By Bee Schindler
As the nominator for a prestigious honor in Quebec, Franklin Toker is a star grandchild. His grandmother, Berthe Herzberg Serchuk, however, is the real star.
Serchuk, whose grandson is a member of Pittsburgh’s Jewish community, was included in a series of plaques commissioned by the Canadian city’s government honoring the “memory of men and women who have distinguished themselves in various fields of activities or contributed to the reputation of the city,” according to a statement from Quebec’s Ministry of Culture and Communications. “These epigraphs now mark the place where they lived in Quebec and remember, for all generations, the role they played in our society.”
Serchuk moved to Canada in 1895 at the age of 13. Escaping from an anti-Semitic Romania, she made Quebec a safe space for so many Jewish people before her death in 1929, Toker said.
“I was the nominator for my grandmother, who died 15 years before I was born, but [she] was a woman who left a huge legacy of communal work,” said Toker, a French-Canadian who is a professor of the history of art and architecture at the University of Pittsburgh and now lives in Pittsburgh.
Since the 1960s, said Toker, Jews living in the province have felt “a huge anti-Jewish prejudice of the old sort [and then] a sort of leftist sentiment that Jews were parasites.”
A historian, Toker is the author of about a dozen books ranging from Pittsburgh history to architecture to a story about Fallingwater and the Kaufmann family, a Jewish clan “who created the most famous private house in the world” to the soon-to-be-released book about his family, “A Family of Decent Folk: The Serchuks and Herzbergs of Fin-de-Siecle Quebec.”
Despite a culture that held Quebec’s Jewish population with suspicion, Toker said his grandmother was involved in many charitable enterprises.
“At Tadoussac, [a small Quebec village on the water] where related Jewish families spent their summers between 1900 and 1925, she ran a summer camp for Jewish children,” the city said in its citation of Serchuk. “She was also active in the Quebec Hebrew Ladies Aid Society, whose mission was to help Jewish immigrants by giving them some money, their first Shabbat meal, blankets, and a place to stay.”
In June 1914, Serchuk paid for the funeral of nine Jewish victims who died in Canada’s icy waters in May of that year following a tragic accident involving their ship, the Empress of Ireland, which collided with another ship and sunk to the ocean floor within 14 minutes of impact.
“As she spoke French, English, German, and Yiddish, she was able to host Zionist speakers from all over Europe, preparing for their tours across Canada,” the city added. “She put up several of them in her house in boulevard Saint-Cyrille, which was described at the time at the center of Zionist efforts in Quebec.”

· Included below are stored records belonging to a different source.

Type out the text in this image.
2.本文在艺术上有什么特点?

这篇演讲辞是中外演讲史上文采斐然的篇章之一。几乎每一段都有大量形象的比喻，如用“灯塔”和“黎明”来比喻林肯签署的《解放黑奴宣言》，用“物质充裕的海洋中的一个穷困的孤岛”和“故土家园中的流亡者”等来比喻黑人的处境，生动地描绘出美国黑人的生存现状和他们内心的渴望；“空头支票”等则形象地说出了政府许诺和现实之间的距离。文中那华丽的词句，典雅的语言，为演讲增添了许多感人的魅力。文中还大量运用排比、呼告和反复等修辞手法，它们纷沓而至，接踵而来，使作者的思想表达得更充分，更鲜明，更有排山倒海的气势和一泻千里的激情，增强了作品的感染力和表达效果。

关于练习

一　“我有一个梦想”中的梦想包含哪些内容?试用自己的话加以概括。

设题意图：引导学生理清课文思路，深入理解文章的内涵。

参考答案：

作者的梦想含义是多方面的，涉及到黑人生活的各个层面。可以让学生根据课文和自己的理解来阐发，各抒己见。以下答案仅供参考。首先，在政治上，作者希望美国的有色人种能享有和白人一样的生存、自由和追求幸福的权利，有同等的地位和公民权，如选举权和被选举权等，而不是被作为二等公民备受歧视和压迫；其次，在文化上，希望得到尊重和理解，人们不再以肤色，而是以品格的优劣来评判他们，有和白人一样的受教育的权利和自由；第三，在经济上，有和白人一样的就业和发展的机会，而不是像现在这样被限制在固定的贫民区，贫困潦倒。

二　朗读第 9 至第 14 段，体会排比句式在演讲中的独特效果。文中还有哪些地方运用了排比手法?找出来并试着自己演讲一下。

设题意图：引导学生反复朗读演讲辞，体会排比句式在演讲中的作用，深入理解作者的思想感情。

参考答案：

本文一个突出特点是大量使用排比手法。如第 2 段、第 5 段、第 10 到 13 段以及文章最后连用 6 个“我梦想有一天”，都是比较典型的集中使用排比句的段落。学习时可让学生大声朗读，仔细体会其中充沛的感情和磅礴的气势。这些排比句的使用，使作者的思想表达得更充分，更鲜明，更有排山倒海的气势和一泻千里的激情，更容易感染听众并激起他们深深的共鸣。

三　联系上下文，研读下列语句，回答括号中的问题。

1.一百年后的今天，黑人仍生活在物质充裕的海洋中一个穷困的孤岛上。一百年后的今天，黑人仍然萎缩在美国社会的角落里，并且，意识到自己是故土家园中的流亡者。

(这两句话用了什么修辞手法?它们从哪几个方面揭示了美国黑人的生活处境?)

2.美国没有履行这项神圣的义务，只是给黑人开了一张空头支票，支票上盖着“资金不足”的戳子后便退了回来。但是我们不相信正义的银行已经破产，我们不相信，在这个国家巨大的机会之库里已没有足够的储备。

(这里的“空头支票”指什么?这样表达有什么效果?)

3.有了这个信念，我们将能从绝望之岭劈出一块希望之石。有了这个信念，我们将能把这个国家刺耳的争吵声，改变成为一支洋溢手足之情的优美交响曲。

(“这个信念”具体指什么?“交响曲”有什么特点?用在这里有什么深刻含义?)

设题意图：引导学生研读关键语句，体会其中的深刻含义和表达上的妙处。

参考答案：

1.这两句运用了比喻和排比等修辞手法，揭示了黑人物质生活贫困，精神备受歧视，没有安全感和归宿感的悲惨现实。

The plaque, which was presented on Oct. 23, was installed on the family’s house in Quebec.
Serchuk was one of 125 honorees who were highlighted for their dedication to the city’s advancement. Only two others were Jewish, said Toker, “a merchant and the man who brought electricity to Quebec City around 1875.”
So, why nominate his grandmother now?
“My motivation, and what the young generation can learn from this in Pittsburgh [or] anywhere in the world, is that we have to be proactive and creative,” Toker said. “I was born in French-Canada [and] return there yearly to see my family; in 2012, I saw the first of these plaques and thought, I need to get one for the Jewish community.”